I first heard Gerry Niewood (a Rochester native and graduate of the University of Buffalo and the Eastman School of Music) playing reeds on the original Friends & Love concert recording with Mangione and the Rochester Philharmonic Orchestra back in the early 70s, when I was still a teenager (that concert, featuring the stunning piece "Hill Where the Lord Hides", catapulted Mangione to national prominence). His virtuosity just blew me away, and I've followed him ever since. I was privileged to finally see and hear him live at the Friends & Love Reunion concert in Rochester, NY in May 2007--the greatest concert I ever saw--and he was just as incredible then (I tried to get his autograph on my copy of the original F&L LP after the concert, but he was too far to the back of the stage by the time I got there, so I had to "settle" for getting drummer Steve Gadd's signature). Go to Gerry's MySpace Music page and sample some of his breathtakingly beautiful music.

Also on stage at F&L2 was Coleman Mellett, on guitar. I wasn't familiar with him then, but as a young man, he stood out from the "old" Mangione henchmen. He played a couple of solos, and it struck me then what a terrific talent he was. I found out later that he was the husband of jazz singer Jeanie Bryson, daughter of the late, great Dizzy Gillespie and songwriter Connie Bryson. What a team they made! To sample his exquisite guitaring, go to "Coley's'' MySpace Music page.

Music is indeed the universal language and the highest form of poetry; nothing moves the soul like it, and that goes as much for great jazz as it does for the greatest classical music. When a master whose works you've treasured passes on, you feel diminished inside. The sun doesn't shine quite as brightly, at least for a while. And it's that much harder to take when the loss is as sudden and tragic as this one.

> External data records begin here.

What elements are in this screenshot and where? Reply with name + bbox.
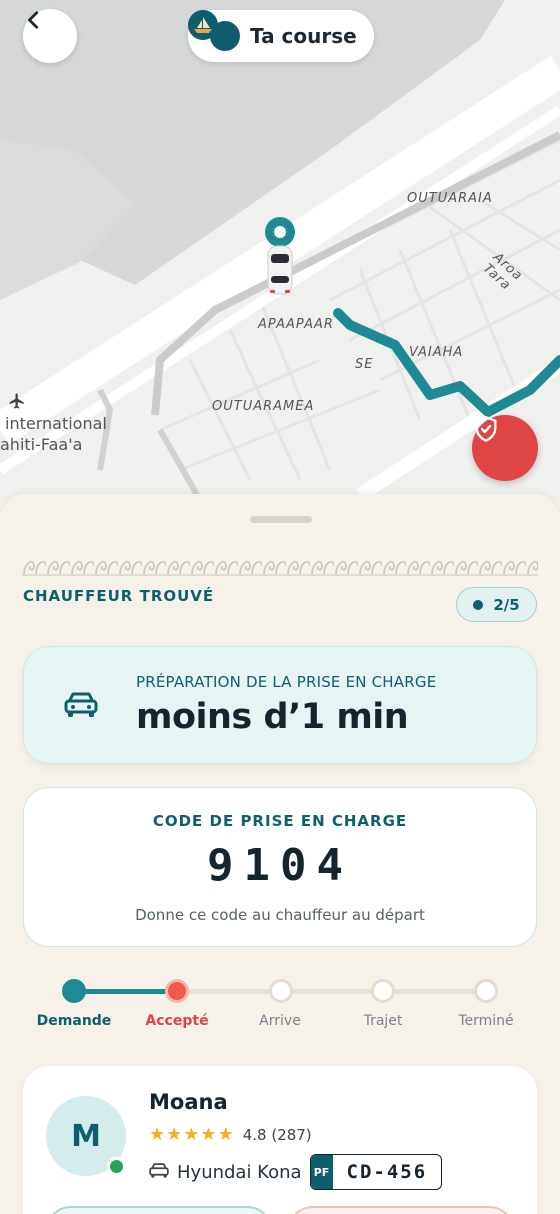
safety-button[interactable] <box>472 415 538 481</box>
progress-step-label: Terminé <box>458 1013 514 1029</box>
progress-step-node-arrive <box>269 979 293 1003</box>
avatar-initial: M <box>71 1118 101 1154</box>
progress-step-label: Trajet <box>363 1013 403 1029</box>
sheet-drag-handle[interactable] <box>250 516 312 523</box>
map-label-outuaramea: OUTUARAMEA <box>212 399 315 414</box>
online-status-dot <box>107 1157 126 1176</box>
call-button[interactable] <box>45 1206 273 1214</box>
car-marker-icon <box>264 216 298 296</box>
plate-country: PF <box>310 1155 333 1189</box>
step-badge: 2/5 <box>456 587 537 622</box>
ride-bottom-sheet[interactable]: CHAUFFEUR TROUVÉ 2/5 PRÉPARATION DE LA P… <box>0 494 560 1214</box>
map-label-apaapaar: APAAPAAR <box>258 317 334 332</box>
map-label-vaiaha: VAIAHA <box>409 345 464 360</box>
star-icon: ★ <box>217 1124 234 1145</box>
driver-card[interactable]: M Moana ★ ★ ★ ★ ★ 4.8 (287) Hyundai Kona <box>23 1066 537 1214</box>
step-dot <box>473 599 484 610</box>
back-button[interactable] <box>23 9 77 63</box>
map-view[interactable]: OUTUARAIA Aroa Tara APAAPAAR VAIAHA SE O… <box>0 0 560 500</box>
boat-logo-icon <box>188 10 240 51</box>
pickup-code-label: CODE DE PRISE EN CHARGE <box>152 812 408 830</box>
progress-step-label: Arrive <box>259 1013 301 1029</box>
map-label-outuaraia: OUTUARAIA <box>407 191 493 206</box>
star-icon: ★ <box>149 1124 166 1145</box>
rating-text: 4.8 (287) <box>242 1125 312 1144</box>
vehicle-info: Hyundai Kona PF CD-456 <box>149 1154 443 1190</box>
progress-step-label: Demande <box>36 1013 112 1029</box>
driver-rating: ★ ★ ★ ★ ★ 4.8 (287) <box>149 1124 312 1145</box>
pickup-code-hint: Donne ce code au chauffeur au départ <box>135 906 425 924</box>
pickup-code-card: CODE DE PRISE EN CHARGE 9104 Donne ce co… <box>23 787 537 947</box>
message-button[interactable] <box>287 1206 515 1214</box>
car-icon <box>64 689 98 723</box>
star-icon: ★ <box>183 1124 200 1145</box>
eta-label: PRÉPARATION DE LA PRISE EN CHARGE <box>136 673 437 691</box>
progress-step-node-accepte <box>165 979 189 1003</box>
ride-progress-tracker: Demande Accepté Arrive Trajet Terminé <box>0 977 560 1037</box>
map-label-airport-line2: ahiti-Faa'a <box>0 435 83 454</box>
ride-title-pill: Ta course <box>188 10 374 62</box>
car-icon <box>149 1161 169 1183</box>
star-icon: ★ <box>200 1124 217 1145</box>
eta-card: PRÉPARATION DE LA PRISE EN CHARGE moins … <box>23 646 537 764</box>
status-title: CHAUFFEUR TROUVÉ <box>23 587 215 605</box>
page-title: Ta course <box>250 24 357 48</box>
star-icon: ★ <box>166 1124 183 1145</box>
plate-number: CD-456 <box>346 1161 428 1183</box>
progress-step-node-termine <box>474 979 498 1003</box>
pickup-code-value: 9104 <box>207 840 353 891</box>
progress-step-label: Accepté <box>145 1013 209 1029</box>
map-label-airport-line1: international <box>5 414 107 433</box>
driver-name: Moana <box>149 1090 228 1114</box>
decorative-pattern <box>22 554 538 576</box>
license-plate: PF CD-456 <box>309 1154 443 1190</box>
vehicle-name: Hyundai Kona <box>177 1161 302 1183</box>
progress-step-node-trajet <box>371 979 395 1003</box>
step-count: 2/5 <box>493 595 520 614</box>
eta-value: moins d’1 min <box>136 697 409 737</box>
map-label-se: SE <box>355 357 374 372</box>
progress-fill <box>74 989 177 994</box>
progress-step-node-demande <box>62 979 86 1003</box>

As the father of a jazz musician (Colin, standup and electric bass), I've learned what a close-knit community they are: jamming together; playing in each other's bands, formally or ad-hoc; teaching and learning from each other. It's like a big, raucous family. A loss like this pierces to their hearts and will reverberate for a long time. By the same token, Niewood and Mellett will be remembered and talked about, and their talent celebrated, as long as there are jazz musicians. How hard it is to accept that the heavenly music these men made will never be added to on this earth. We'll just have to be good and go where they've gone to hear more.